What a year it has been. Sadness, anger, rioting, mourning, politics, division, wildfires and more. Oh, yes….and Corona.

To be fair, there have also been weddings, births, promotions and other good things that have happened this year.

Rosh Hashanah is considered the yearly Day of Judgment and we pray that the judgment for the coming year will be favorable based on the good things that we and our ancestors have done.1

I sit here with a sense of awe, confused, trying to write something appropriate for Rosh Hashanah. To write something too forward-looking is to ignore the present reality. To focus only on the difficulties we are enduring is not good for our mental health and ignores the power of prayer. We all want a good year and a happy one. Noone (almost wink) wants to suffer.

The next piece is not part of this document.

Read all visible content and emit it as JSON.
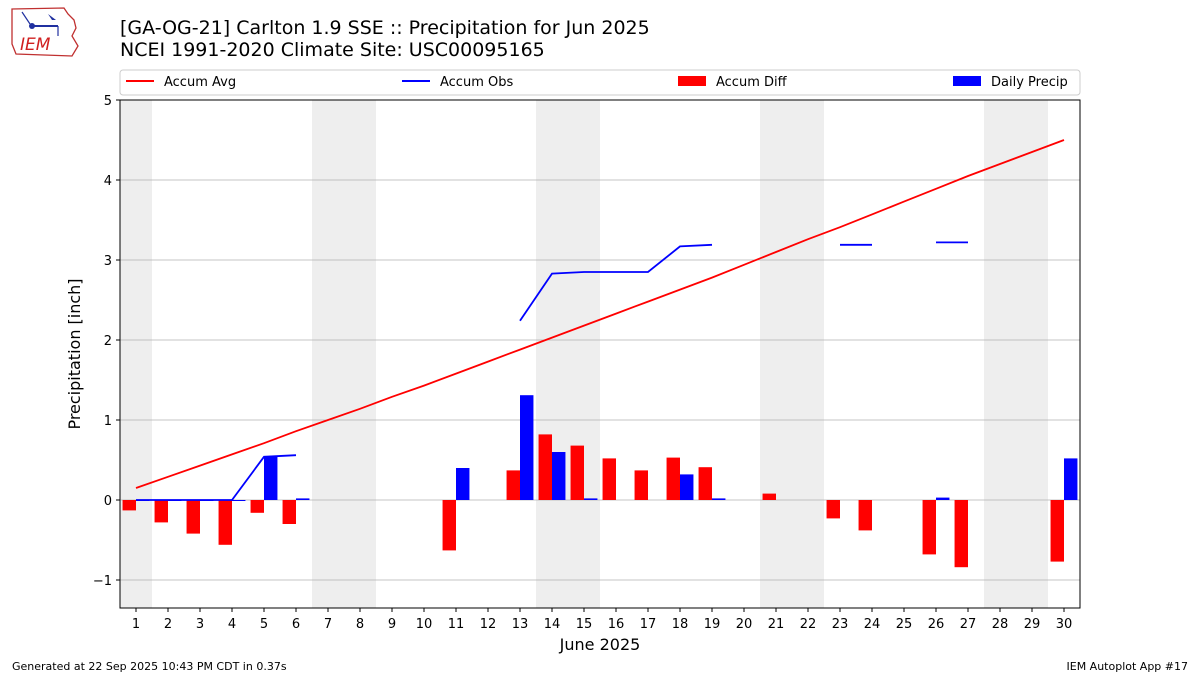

So, what I came up with is how to keep ourselves on our own path to happiness while dealing with all this uncertainty.

Because of the nature of Rosh Hashana being a day of judgment, there is a natural tendency to judge ourselves as well. Were we good or bad? Will we be deserving of a "good" judgment or not?

Not discounting that, I would like to offer an additional way of taking account of our lives.

LogoParsha has included many ideas about finding meaning in our lives, based on the works of Doctor Viktor Frankl who offered three paths to meaning, which will lead to satisfaction and happiness: "We can discover this meaning in life in three different ways: (1) by creating a work or doing a deed; (2) by experiencing something or encountering someone; and (3) by the attitude we take toward unavoidable suffering."2

We will discuss all three paths in the coming weeks.

Performing creative acts if filled with meaning helps with our desire to find joy and satisfaction says Doctor Viktor Frankl. This may include, work, art in its different forms, volunteering and perhaps the greatest of creative acts, I believe, is building a family (natural or adopted).

We usually think of our actions as being either good or bad.

But in a certain sense, there is an even worse option than bad:

namely meaningless.


The prescription is simple. Though it is not always easy to find that kind of creative activity which will fill the prescription, it is important to know it is possible. Without this sounding too simplistic, it does take some work. Some people will find it challenging but, even just knowing that it is possible, helps in our ongoing search to live a meaningful life.

Have a truly happy, wonderful, healthy and meaning-filled year.



  1. Rosh Hashanah 16a
  2. Frankl, Viktor E.. Man's Search for Meaning (p. 111). Beacon Press. Kindle Edition.